UGANDA’S plan to handle petroleum revenues is ‘sensible’ and promotes transparency and accountability, the International Monetary Fund (IMF), has said, sending a gesture of confidence.
Current oil and gas exploration finds have indicated that the East Africa’s third largest economy posses over 2.5 billion barrels in place, enough to produce at least 100,000 barrels of oil per day for 20 years.
The expected revenue windfall -about $2b per year –will be deposited in a separate petroleum fund subjected to strict accountability yet transparent rules and regulations.
“We are pleased that government is sending the right signals about the way it intends to handle oil management,” Thomas Richardson, the IMF Uganda senior representative, said.

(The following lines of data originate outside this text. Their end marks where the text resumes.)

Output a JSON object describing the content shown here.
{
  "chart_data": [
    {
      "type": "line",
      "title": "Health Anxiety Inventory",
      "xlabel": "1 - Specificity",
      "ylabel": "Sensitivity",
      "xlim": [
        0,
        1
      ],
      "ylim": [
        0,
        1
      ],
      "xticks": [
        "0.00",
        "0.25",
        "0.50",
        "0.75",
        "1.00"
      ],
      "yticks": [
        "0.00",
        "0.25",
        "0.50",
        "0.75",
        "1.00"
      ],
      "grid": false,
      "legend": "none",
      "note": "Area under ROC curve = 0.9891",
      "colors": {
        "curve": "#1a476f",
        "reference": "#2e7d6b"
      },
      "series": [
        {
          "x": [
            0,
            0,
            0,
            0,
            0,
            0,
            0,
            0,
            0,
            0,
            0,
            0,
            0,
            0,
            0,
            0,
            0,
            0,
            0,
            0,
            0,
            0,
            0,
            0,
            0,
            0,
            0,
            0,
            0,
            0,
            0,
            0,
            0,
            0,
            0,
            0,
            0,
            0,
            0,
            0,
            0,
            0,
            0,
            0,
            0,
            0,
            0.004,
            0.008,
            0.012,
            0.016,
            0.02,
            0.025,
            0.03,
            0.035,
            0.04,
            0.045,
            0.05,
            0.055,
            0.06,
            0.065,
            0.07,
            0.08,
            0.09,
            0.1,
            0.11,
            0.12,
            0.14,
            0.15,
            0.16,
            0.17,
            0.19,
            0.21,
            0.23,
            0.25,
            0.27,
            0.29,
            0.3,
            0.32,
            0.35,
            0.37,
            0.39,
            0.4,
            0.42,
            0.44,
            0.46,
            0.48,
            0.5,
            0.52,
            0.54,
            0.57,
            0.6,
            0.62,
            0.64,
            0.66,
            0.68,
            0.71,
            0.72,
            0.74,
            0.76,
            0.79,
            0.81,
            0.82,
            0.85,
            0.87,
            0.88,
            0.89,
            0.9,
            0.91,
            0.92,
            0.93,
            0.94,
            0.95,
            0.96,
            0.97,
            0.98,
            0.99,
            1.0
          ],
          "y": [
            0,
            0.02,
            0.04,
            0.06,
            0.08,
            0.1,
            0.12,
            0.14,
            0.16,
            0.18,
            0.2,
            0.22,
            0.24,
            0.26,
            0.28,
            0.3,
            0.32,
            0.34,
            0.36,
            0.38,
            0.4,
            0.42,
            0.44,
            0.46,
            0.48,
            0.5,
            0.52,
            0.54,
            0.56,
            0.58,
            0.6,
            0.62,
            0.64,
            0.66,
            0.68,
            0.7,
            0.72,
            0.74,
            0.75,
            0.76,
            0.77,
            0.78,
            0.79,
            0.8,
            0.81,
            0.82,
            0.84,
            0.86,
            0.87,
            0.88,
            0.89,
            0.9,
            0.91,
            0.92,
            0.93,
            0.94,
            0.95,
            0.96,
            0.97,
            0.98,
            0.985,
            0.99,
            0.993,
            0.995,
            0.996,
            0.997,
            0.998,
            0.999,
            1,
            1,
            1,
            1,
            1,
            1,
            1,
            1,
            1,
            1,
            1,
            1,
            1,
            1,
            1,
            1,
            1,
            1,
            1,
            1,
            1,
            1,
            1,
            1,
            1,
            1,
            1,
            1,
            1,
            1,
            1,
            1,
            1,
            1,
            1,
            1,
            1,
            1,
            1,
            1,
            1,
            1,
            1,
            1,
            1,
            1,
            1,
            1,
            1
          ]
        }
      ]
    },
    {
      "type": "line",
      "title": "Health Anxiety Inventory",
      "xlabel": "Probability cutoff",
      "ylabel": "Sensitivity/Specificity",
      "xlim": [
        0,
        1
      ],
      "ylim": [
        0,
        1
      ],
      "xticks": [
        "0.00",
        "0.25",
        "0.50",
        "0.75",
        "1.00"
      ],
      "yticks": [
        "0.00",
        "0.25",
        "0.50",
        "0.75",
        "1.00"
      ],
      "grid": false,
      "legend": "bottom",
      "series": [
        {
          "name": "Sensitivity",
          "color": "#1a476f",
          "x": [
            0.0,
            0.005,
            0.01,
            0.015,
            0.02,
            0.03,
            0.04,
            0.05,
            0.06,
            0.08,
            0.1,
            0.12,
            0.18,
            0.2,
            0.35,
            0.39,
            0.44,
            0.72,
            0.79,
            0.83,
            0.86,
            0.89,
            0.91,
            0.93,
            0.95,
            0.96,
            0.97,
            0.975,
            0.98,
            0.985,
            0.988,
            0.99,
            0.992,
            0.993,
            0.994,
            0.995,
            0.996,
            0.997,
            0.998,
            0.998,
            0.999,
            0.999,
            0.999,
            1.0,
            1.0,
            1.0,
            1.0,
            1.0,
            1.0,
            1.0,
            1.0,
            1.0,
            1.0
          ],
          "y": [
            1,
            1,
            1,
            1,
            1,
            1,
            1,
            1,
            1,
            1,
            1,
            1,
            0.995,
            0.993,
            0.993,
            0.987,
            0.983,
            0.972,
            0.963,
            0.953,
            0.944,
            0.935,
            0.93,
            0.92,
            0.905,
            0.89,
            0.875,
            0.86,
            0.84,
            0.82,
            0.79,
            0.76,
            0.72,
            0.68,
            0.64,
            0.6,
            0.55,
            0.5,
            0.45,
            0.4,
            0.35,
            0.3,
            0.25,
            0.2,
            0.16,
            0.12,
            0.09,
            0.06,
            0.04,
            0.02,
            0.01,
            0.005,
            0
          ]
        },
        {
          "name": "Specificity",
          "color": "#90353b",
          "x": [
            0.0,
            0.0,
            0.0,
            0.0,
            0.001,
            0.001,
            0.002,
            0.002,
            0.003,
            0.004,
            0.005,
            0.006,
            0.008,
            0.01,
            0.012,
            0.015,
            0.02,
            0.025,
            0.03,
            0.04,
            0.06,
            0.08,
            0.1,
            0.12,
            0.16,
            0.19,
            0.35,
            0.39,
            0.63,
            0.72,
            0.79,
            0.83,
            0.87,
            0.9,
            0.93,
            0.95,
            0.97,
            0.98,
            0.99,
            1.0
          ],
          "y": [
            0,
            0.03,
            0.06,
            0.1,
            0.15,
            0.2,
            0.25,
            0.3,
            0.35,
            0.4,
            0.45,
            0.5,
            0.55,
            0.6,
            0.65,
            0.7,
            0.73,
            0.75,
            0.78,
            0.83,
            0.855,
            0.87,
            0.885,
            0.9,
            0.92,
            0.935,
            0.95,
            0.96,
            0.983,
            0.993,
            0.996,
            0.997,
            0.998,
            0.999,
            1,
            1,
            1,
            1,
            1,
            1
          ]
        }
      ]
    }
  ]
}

“Because you want to insulate spending outside the budget from the volatile oil prices, the idea is to set aside whatever can’t be spent efficiently in the short run into a fund that will be available for spending in the future.”
Uganda expects this week to get $785m in capital gain tax accruing from the China’s National Off-shore Oil Corporation (CNOOC), France’s Total and United Kingdom’s Tullow Oil $2.9b deal.
This is on top of $121m already deposited on Bank of Uganda’s account by Heritage Oil after disposing its interests.
“The Bank of Uganda will manage more less a keen the way (it) manages the international foreign reserves now which means (the fund is) subject to very clear rules of accountability and transparency,” Richardson observed.